António Marinho e Pinto defende o antigo Procurador-geral da República das acusações sobre ter protegido José Sócrates. Diz que o processo em que o ex-primeiro-ministro foi acusado não estará concluído “nem por daqui a 20 anos”. E defende a sua sucessora na Ordem dos Advogados, Elina Fraga, que hoje é vice-presidente de Rui Rio no PSD. Quanto a atual Procuradora-geral, diz que deve cumprir apenas um mandato e também que “não merece louros nenhuns dos processos judiciais” em curso.

Numa entrevista ao jornal i, publicada esta sexta-feira, o eurodeputado fala do estado da Justiça e critica a existência de megaprocessos. “O Ministério Público devia ser mais sóbrio, menos exibicionismo, menos espalhafatoso nos megaprocessos.
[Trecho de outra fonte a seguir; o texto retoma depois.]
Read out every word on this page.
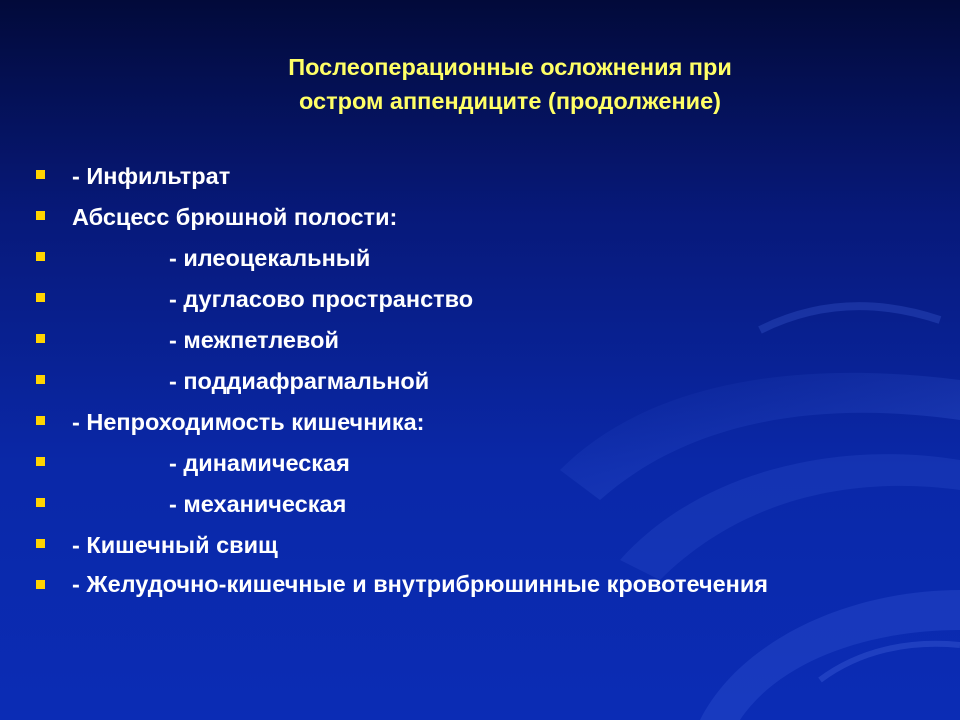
Послеоперационные осложнения при
остром аппендиците (продолжение)
- Инфильтрат
Абсцесс брюшной полости:
- илеоцекальный
- дугласово пространство
- межпетлевой
- поддиафрагмальной
- Непроходимость кишечника:
- динамическая
- механическая
- Кишечный свищ
- Желудочно-кишечные и внутрибрюшинные кровотечения
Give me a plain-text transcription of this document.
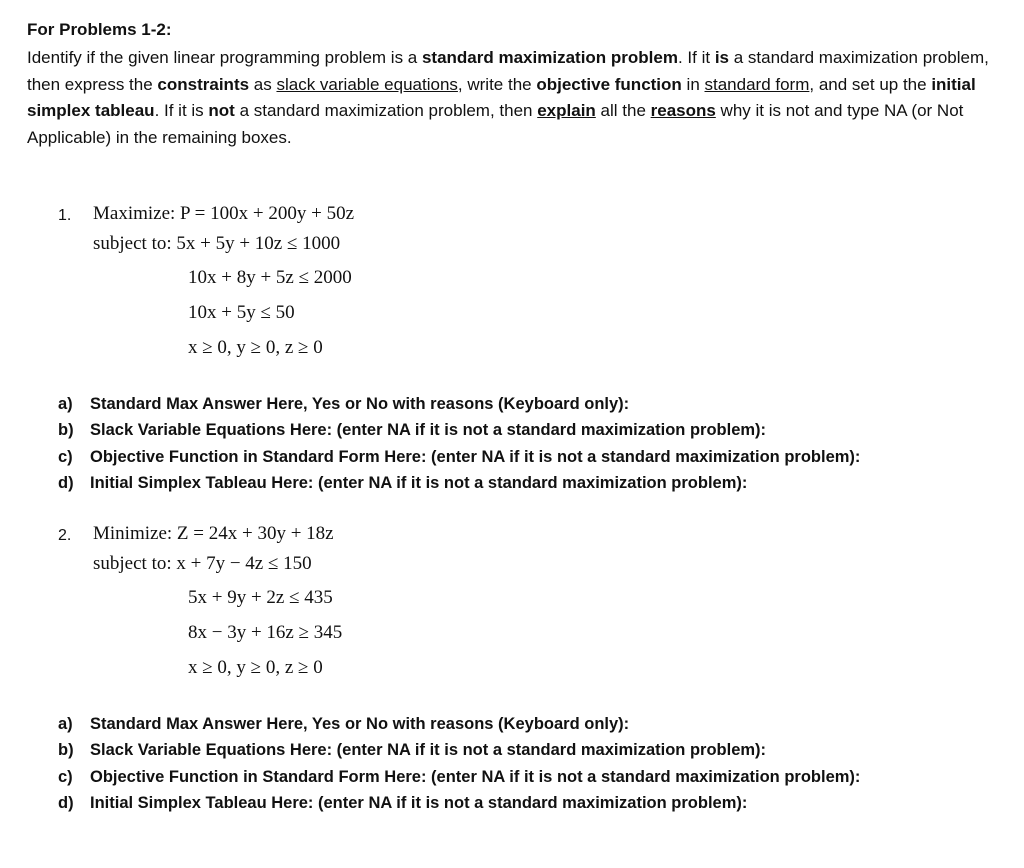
For Problems 1-2:
Identify if the given linear programming problem is a standard maximization problem. If it is a standard maximization problem, then express the constraints as slack variable equations, write the objective function in standard form, and set up the initial simplex tableau. If it is not a standard maximization problem, then explain all the reasons why it is not and type NA (or Not Applicable) in the remaining boxes.
1. Maximize: P = 100x + 200y + 50z
subject to: 5x + 5y + 10z ≤ 1000
10x + 8y + 5z ≤ 2000
10x + 5y ≤ 50
x ≥ 0, y ≥ 0, z ≥ 0
a)	Standard Max Answer Here, Yes or No with reasons (Keyboard only):
b) Slack Variable Equations Here: (enter NA if it is not a standard maximization problem):
c)	Objective Function in Standard Form Here: (enter NA if it is not a standard maximization problem):
d) Initial Simplex Tableau Here: (enter NA if it is not a standard maximization problem):
2. Minimize: Z = 24x + 30y + 18z
subject to: x + 7y − 4z ≤ 150
5x + 9y + 2z ≤ 435
8x − 3y + 16z ≥ 345
x ≥ 0, y ≥ 0, z ≥ 0
a)	Standard Max Answer Here, Yes or No with reasons (Keyboard only):
b) Slack Variable Equations Here: (enter NA if it is not a standard maximization problem):
c)	Objective Function in Standard Form Here: (enter NA if it is not a standard maximization problem):
d) Initial Simplex Tableau Here: (enter NA if it is not a standard maximization problem):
Julguem um indivíduo de cada vez que fazem a justiça mais rápida”. É um dos erros que detecta na Operação Marquês: “Misturou-se tudo para fazer um megaprocesso que nem daqui por 20 anos terá uma decisão final“. E por “tudo”, Marinho e Pinto entende “vários processos opostos que não têm nada a ver uns com os outros, como a PT e o BES”. O antigo bastonário da Ordem dos Advogados considera que “se Sócrates fosse julgado sozinho, tivesse um processo sozinho e não fosse misturado com coisas que não tivessem nada a ver com ele, podíamos ter uma decisão dentro em breve“.

Foi precisamente quando falou de Sócrates e a sua relação com o antigo Procurador-geral, Fernando Pinto Monteiro, que Marinho e Pinto acabou a desvalorizar o trabalho da atual Procuradora-geral da República, Joana Marques Vidal. Começa por dizer não acreditar que Pinto Monteiro “tenha protegido qualquer suspeito, incluindo o ex-primeiro-ministro”, enquanto esteve à frente da PGR. “Não acredito nessas injúrias que fazem publicamente, pessoas que o odeiam unicamente porque ele não fez aquilo que politicamente desejavam”, afirma Marinho que logo de seguida diz que Joana Marques Vidal também não o fez. “Não teve nenhuma interferência em nenhum dos processo de que agora muitos dizem que ela foi o principal arauto“.

Aqui, Marinho e Pinto defende os magistrados que “fizeram o seu trabalho”, “umas vezes decidem num sentido, outras decidem noutro”. E desvaloriza a ação tão elogiada de Marques Vidal que diz que não “merece louros nenhuns dos processos judiciais que, aliás, nem se sabe se dão azo a êxito em condenações em tribunal”. Também diz a a atual Procuradora-geral deve ser substituída ao fim do primeiro mandato “porque estes mandatos por nomeação sé se devem exercer uma vez”.

Na entrevista é também questionado sobre a sua sucessora na Ordem que hoje está ao lado de Rui Rio. “Tenho muito respeito por Elina Fraga porque é uma pessoa muito séria, muito honesta, muito trabalhadora, muito corajosa, muito determinada”. Dito isto, dá a bicada a “muita gente que há no PSD — talvez aquelas clientelas que Paula Teixeira da Cruz criou em torno da justiça — que deve estar um bocado em pânico porque não contarão com Elina Fraga para se manterem”. Não detalha a que “clientela” concreta se refere, apenas acrescenta que “quando a apuparam [no congresso do PSD], foram duas ou três pessoas que viram que alguns privilégios que foram distribuídos pelo Governo de Passos Coelho e Paula Teixeira da Cruz possam estar ameaçados, admito que sim”.

Ainda falou dos partidos políticos e do (pouco) combate à corrupção — que esta semana foi novamente apontado pelo grupo de estados contra a corrupção do Conselho da Europa — para os acusar de “não estarem interessados em fazer o debate da corrupção”, “todos empurram o problema com a barriga para a justiça”, diz Marinho e Pinto que está no Parlamento Europeu desde 2014.